As if you weren’t buckled down enough already, Isaias blew through town this week. Quite a storm! Downed trees, power outages, road closures!
It must have been confusing for some to have the impulse to stockpile toilet paper and then realize their closet was already fully loaded.
But, seriously, it feels like we have been at this at least a year, and we are only just starting our 6th month! We need something to keep us strong as we navigate the rest of this year and the first part of the next. My answer: Develop your skills and knowledge! & Use what you learn to be of service.
Here’s a lesson I learned with this storm: bacteria levels in lakes (and the ocean) are higher after heavy rainfall due to the human waste and pollution in runoff.
Bacterial levels can climb to 5 times above the safe upper limits. It is recommended to stay out of the water for 2 to 3 days after a heavy rain! Skin issues or GI upset are the risk. It’s good to know where the dangers are. Maybe a paddle after the rain is better.

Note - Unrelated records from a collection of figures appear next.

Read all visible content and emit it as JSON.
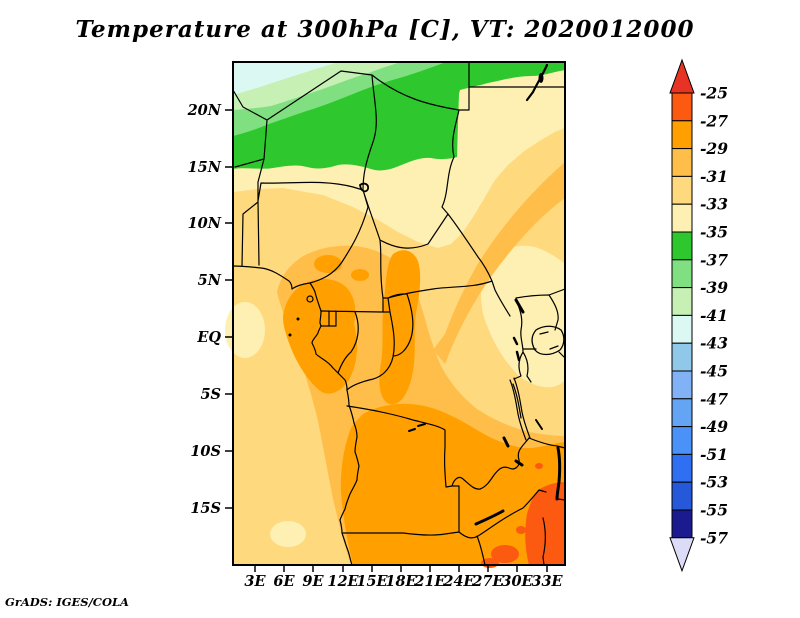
{
  "title": "Temperature at 300hPa [C], VT: 2020012000",
  "attribution": "GrADS: IGES/COLA",
  "axes": {
    "y_ticks": [
      "20N",
      "15N",
      "10N",
      "5N",
      "EQ",
      "5S",
      "10S",
      "15S"
    ],
    "x_ticks": [
      "3E",
      "6E",
      "9E",
      "12E",
      "15E",
      "18E",
      "21E",
      "24E",
      "27E",
      "30E",
      "33E"
    ]
  },
  "palette": {
    "top": "#e63323",
    "m25": "#fb5a10",
    "m27": "#ffa000",
    "m29": "#ffbe4a",
    "m31": "#fed97e",
    "m33": "#fdf0b2",
    "m35": "#2ec82e",
    "m37": "#80df80",
    "m39": "#c6f0b4",
    "m41": "#dcf8f2",
    "m43": "#8fc8e8",
    "m45": "#82b2f6",
    "m47": "#64a4f4",
    "m49": "#4a92f8",
    "m51": "#2f70f2",
    "m53": "#2658da",
    "m55": "#1b1b8f",
    "bottom": "#dcdcf8"
  },
  "colorbar": {
    "labels": [
      "-25",
      "-27",
      "-29",
      "-31",
      "-33",
      "-35",
      "-37",
      "-39",
      "-41",
      "-43",
      "-45",
      "-47",
      "-49",
      "-51",
      "-53",
      "-55",
      "-57"
    ],
    "segment_keys": [
      "m25",
      "m27",
      "m29",
      "m31",
      "m33",
      "m35",
      "m37",
      "m39",
      "m41",
      "m43",
      "m45",
      "m47",
      "m49",
      "m51",
      "m53",
      "m55"
    ],
    "top_arrow_key": "top",
    "bottom_arrow_key": "bottom"
  },
  "chart_data": {
    "type": "heatmap",
    "title": "Temperature at 300hPa [C], VT: 2020012000",
    "variable": "Temperature",
    "pressure_level": "300hPa",
    "units": "C",
    "valid_time": "2020012000",
    "x_ticks": [
      "3E",
      "6E",
      "9E",
      "12E",
      "15E",
      "18E",
      "21E",
      "24E",
      "27E",
      "30E",
      "33E"
    ],
    "y_ticks": [
      "20N",
      "15N",
      "10N",
      "5N",
      "EQ",
      "5S",
      "10S",
      "15S"
    ],
    "contour_interval_c": 2,
    "levels_c": [
      -57,
      -55,
      -53,
      -51,
      -49,
      -47,
      -45,
      -43,
      -41,
      -39,
      -37,
      -35,
      -33,
      -31,
      -29,
      -27,
      -25
    ],
    "colorbar_top_to_bottom": [
      "-25",
      "-27",
      "-29",
      "-31",
      "-33",
      "-35",
      "-37",
      "-39",
      "-41",
      "-43",
      "-45",
      "-47",
      "-49",
      "-51",
      "-53",
      "-55",
      "-57"
    ],
    "legend_position": "right vertical colorbar with out-of-range arrows",
    "grid": false,
    "pattern_summary": [
      "Coldest shading on map: pale cyan -41 to -43 C wedge at far north (Algeria/Libya, north of ~21N)",
      "Diagonal green band -35 to -41 C across the Sahara, from ~15N in the west rising to ~23N in the east",
      "Pale yellow -33 to -35 C band south of the green band and over Sudan/Uganda/Kenya",
      "Broad tan/light-orange -29 to -33 C over West/Central Africa and adjacent Atlantic",
      "Orange -27 to -29 C over Cameroon/Gabon/Congo, Angola, Zambia and the southeast",
      "Warmest cells -25 to -27 C (red-orange) near southeast corner, ~30-35E 14-20S (Mozambique/Zimbabwe)"
    ]
  }
}
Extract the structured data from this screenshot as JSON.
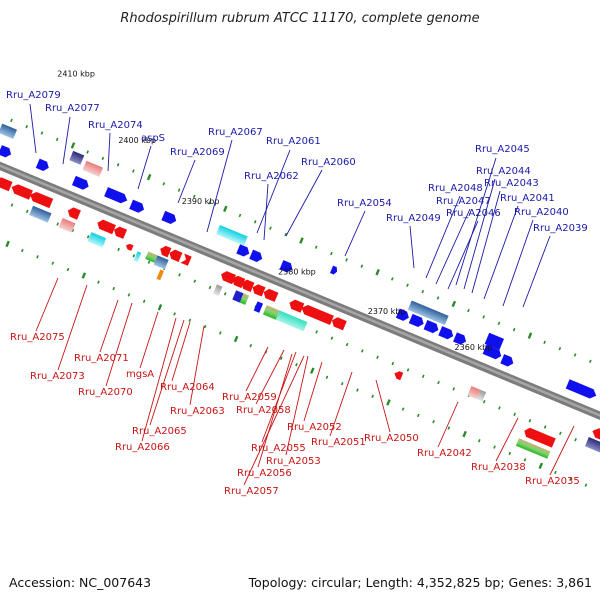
{
  "title": "Rhodospirillum rubrum ATCC 11170, complete genome",
  "footer": {
    "accession": "Accession: NC_007643",
    "summary": "Topology: circular; Length: 4,352,825 bp; Genes: 3,861"
  },
  "colors": {
    "forward_gene": "#1010ee",
    "reverse_gene": "#ee1010",
    "backbone": "#7a7a7a",
    "tick": "#2a8a2a"
  },
  "scale_labels": [
    "2410 kbp",
    "2400 kbp",
    "2390 kbp",
    "2380 kbp",
    "2370 kbp",
    "2360 kbp"
  ],
  "top_labels": [
    "Rru_A2079",
    "Rru_A2077",
    "Rru_A2074",
    "aspS",
    "Rru_A2069",
    "Rru_A2067",
    "Rru_A2061",
    "Rru_A2062",
    "Rru_A2060",
    "Rru_A2054",
    "Rru_A2049",
    "Rru_A2048",
    "Rru_A2047",
    "Rru_A2046",
    "Rru_A2045",
    "Rru_A2044",
    "Rru_A2043",
    "Rru_A2041",
    "Rru_A2040",
    "Rru_A2039"
  ],
  "bottom_labels": [
    "Rru_A2075",
    "Rru_A2073",
    "Rru_A2071",
    "Rru_A2070",
    "mgsA",
    "Rru_A2064",
    "Rru_A2063",
    "Rru_A2065",
    "Rru_A2066",
    "Rru_A2059",
    "Rru_A2058",
    "Rru_A2055",
    "Rru_A2056",
    "Rru_A2057",
    "Rru_A2053",
    "Rru_A2052",
    "Rru_A2051",
    "Rru_A2050",
    "Rru_A2042",
    "Rru_A2038",
    "Rru_A2035"
  ]
}
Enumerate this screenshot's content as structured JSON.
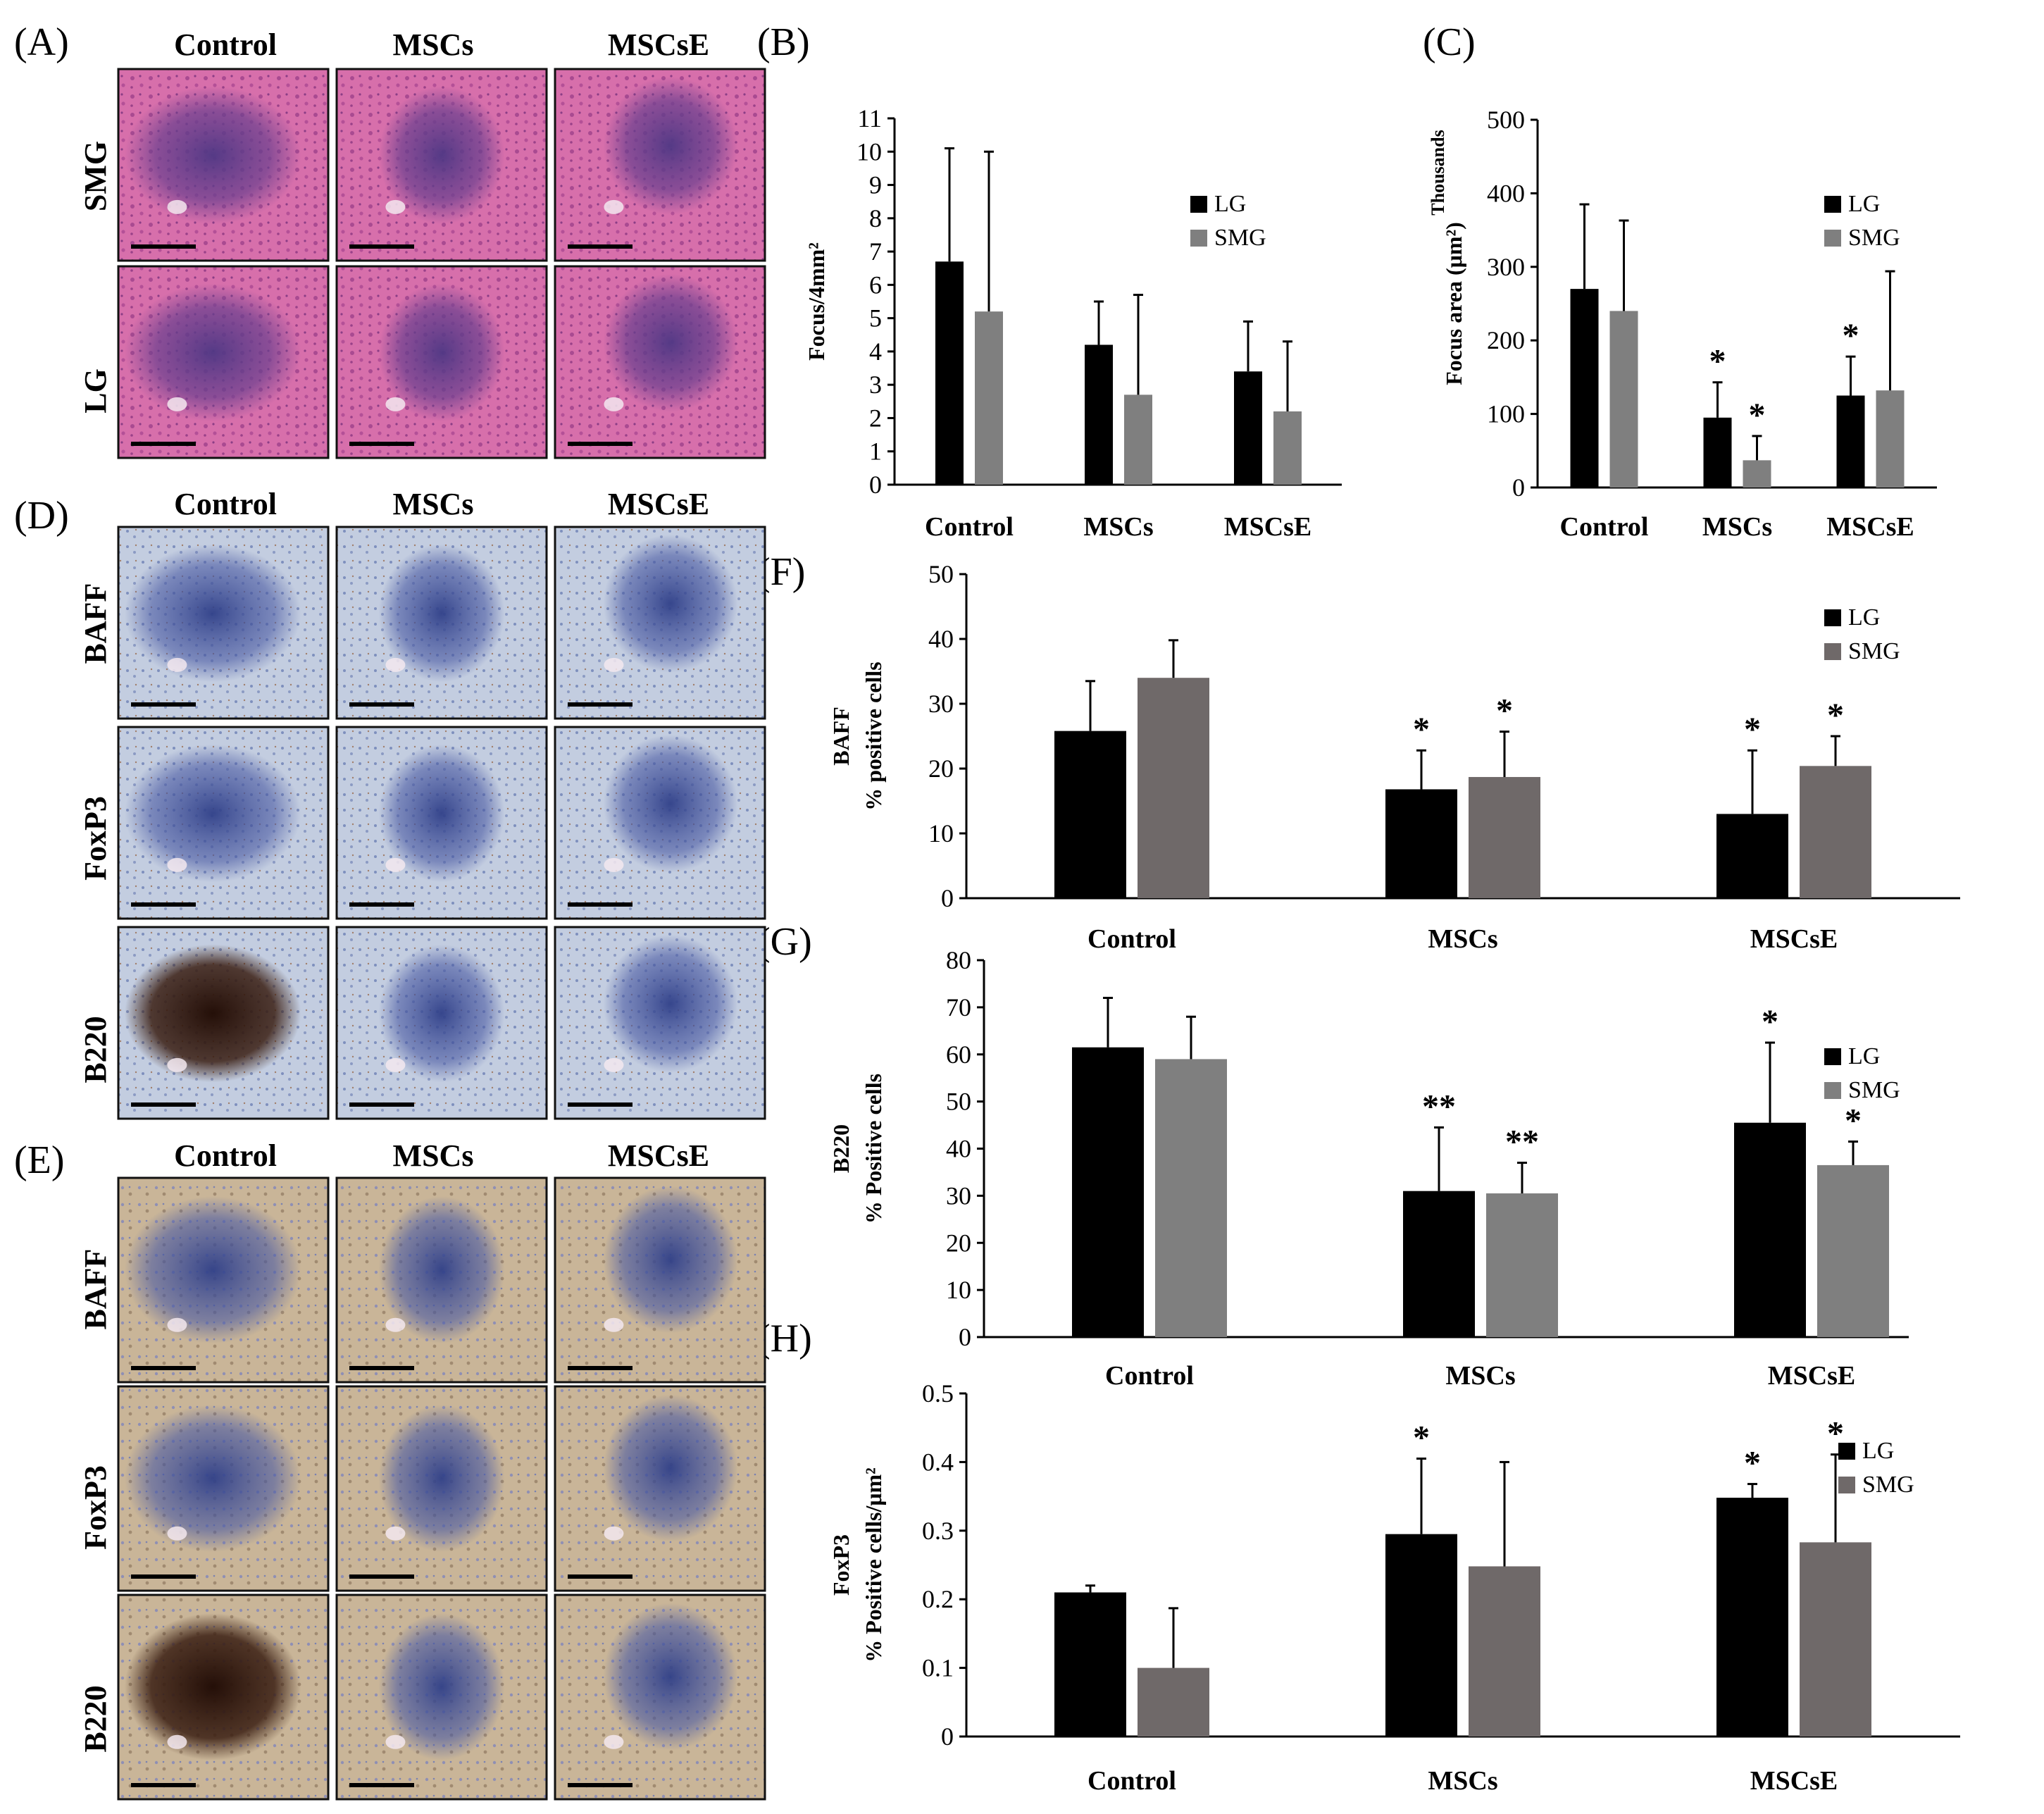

New illness, New treatments
The advice not to swim is surely more relevant as the development in an area increases. It’s one of many examples of the illnesses that come with urbanization. As civilization changes so do the illnesses- and so must the treatments.
My wish for humanity is to have the spirit to access treatments and methods that are not only relevant to the precise moment but are actually born for it.
Innovators and Dreamers, all hands on deck!
Chaos and Pausing
I have to admit this storm took me by surprise. I actually missed the whole news story about its approach. I must be hyper-focussed on the Pandemic. Can you blame me? There is still so much to learn, and there are so many incredible life lessons embedded in this experience.
The Pandemic is stopping us in our tracks in many ways. Confusion and chaos abound.
Chaos opens up possibilities. It is uncomfortable, but it is a needed condition for restructuring, for learning. Letting go of an old system always has a transitional chaotic period.
The pauses bring about the opportunity the to re-set your direction. We act, then we stop and analyze to decide how to restart. We need the pauses to stay on track. Being forced to stop sometimes is helpful.
Brain power, Heart Power
You know this concept that we use only a small part of our potential mental and physical resources? That we use only 10% of our brain? Some people dismiss it, but I have always been intrigued by it.
By now you know that development is central to my worldview. As human beings our starting point is incomplete. It’s not just in our thinking alone that we have amazing expansive potential, it’s in every organ and every aspect of our lives.
Accessing brain power gets the air time, but what about the untapped potential of the human heart?
The chaos of the pandemic and the quiet of the forced simplification of our lives invites us:
- to wonder about the unknown
- to accept and love ourselves and each other unconditionally
- to trust that each of us matter and are not alone
- to have compassion for our friends and enemies alike
We know so many things on one hand but so very little in relation to the expanse of the universe. And we plug along with the piece that we know, without the assurance that we are on the right path. Only when we believe in the vast capacity of the human being can we begin to tap our potential.
I’ve come to understand that a Pandemic means we are stuck between a rock and a hard place. There is danger on both sides. You have to find a delicate balance. On one hand more social mixing leads to more exposure and more risk. On the other too aggressive restrictions affect the psychological and physical welfare of children and families. The bottom line is that the distance learning failed a lot of people.
No matter how you proceed it’s going to be difficult.
The good news is that kids less than 19year of age:
- don’t get COVID as often
- have milder symptoms and shorter duration when they do get it (although the presence of chronic illnesses raises the risk for more severe symptoms)
- seem to pass it on less.
These facts are the foundations to building a plan forward. As I study it, the path needs:
A) to be individualized and flexible
- Weigh the dynamic of the outbreak in the region. You simply can’t proceed with a surge of cases.
- Consider the ventilation of the building. Better yet, consider the ability to be outside. Temporary outdoor meeting places are the ideal.
- Take into account the characteristics of the school’s population. Pay special attention to the at-risk members of the school
- Ask whether the teachers are on board? Do they feel supported? They are becoming front line workers here.
B) to proceed slowly and with all safeguards in place; it should not be full time, at least at first, in my opinion. It’s too exhausting for everyone involved.
Remember that the potential risk of COVID-19 spread is highest when individuals are
- within 6 feet of each other, for more than 15 minutes,
- in a small space with limited ventilation, sharing equipment or food, and/or taking deep breaths (e.g. while singing, shouting or exercising).
Students and teachers will
- wear masks
- stay home with any symptoms
- be greater than 6 feet apart
- work in well ventilated areas with modified schedules and movement patterns- and if so, it can work.
These are good parameters for all of us to remember.
Best Wishes on your day and all you have on your plate. Keep up the good work.